Suite à la mission conjointe du Comité du patrimoine mondial et de l’ICOMOS en février dernier, et après analyse de leur rapport, le World Heritage Centre(WHC) et ses “advisory bodies 2016” estiment qu’il y a « un manque de volonté pour venir à bout de l’affaire juridique opposant l’État mauricien à Le Morne Brabant IRS Co Ltd (LMB) ». Pour eux, il est clair que cette affaire « doit être réglée définitivement et de manière harmonieuse ».
Dans leurs analyses et conclusions, le WHC et ses “advisory bodies 2016” écrivent : « In relation to the proposed development by LMB, the findings of the mission are noted. There is still a lack of resolution over the legal challenges associated with this development, a situation that has persisted since the time of inscription.» Ils observent que les promoteurs du projet « recherchent une compensation financière ». Ils soulignent que LMB affirme que, contrairement à ce qui avait été rapporté au moment de l’inscription du site, à l’effet que les terrains autour de la montagne appartenaient surtout à l’État, « aujourd’hui, on affirme qu’il y a à la fois des propriétés privées et des terrains d’État ».
Selon eux, des informations de cette affaire juridique avaient été communiquées à la mission. « It is however not clear on what grounds the company considers itself to have been financially disadvantaged, nor how its disputes relate to whether or not the land in the property is all owned by the State », écrivent-ils.

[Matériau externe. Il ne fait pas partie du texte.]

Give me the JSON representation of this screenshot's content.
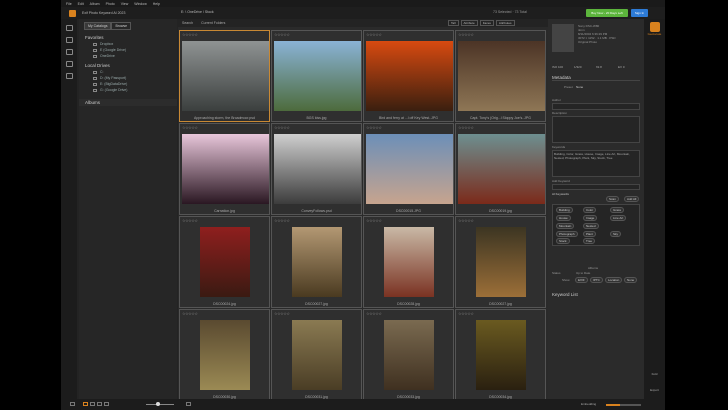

Avant d’ajouter que, de toute manière, la question de propriété « is not, per se, an issue for the World Heritage Committee, rather it is the sole responsibility of the State Party, as stipulated in Paragraph 15 of the Operational Guidelines ». À plus forte raison que, selon les observations de la mission, les restrictions par rapport aux développements que la compagnie souhaitait y apporter « datent d’avant l’inscription du site » sur la liste du patrimoine mondial par l’Unesco car il avait été proclamé patrimoine national. Pour le centre du patrimoine mondial, « it is clearly important that the impasse between the State Party and the plaintiff is resolved in a definitive and harmonious manner ».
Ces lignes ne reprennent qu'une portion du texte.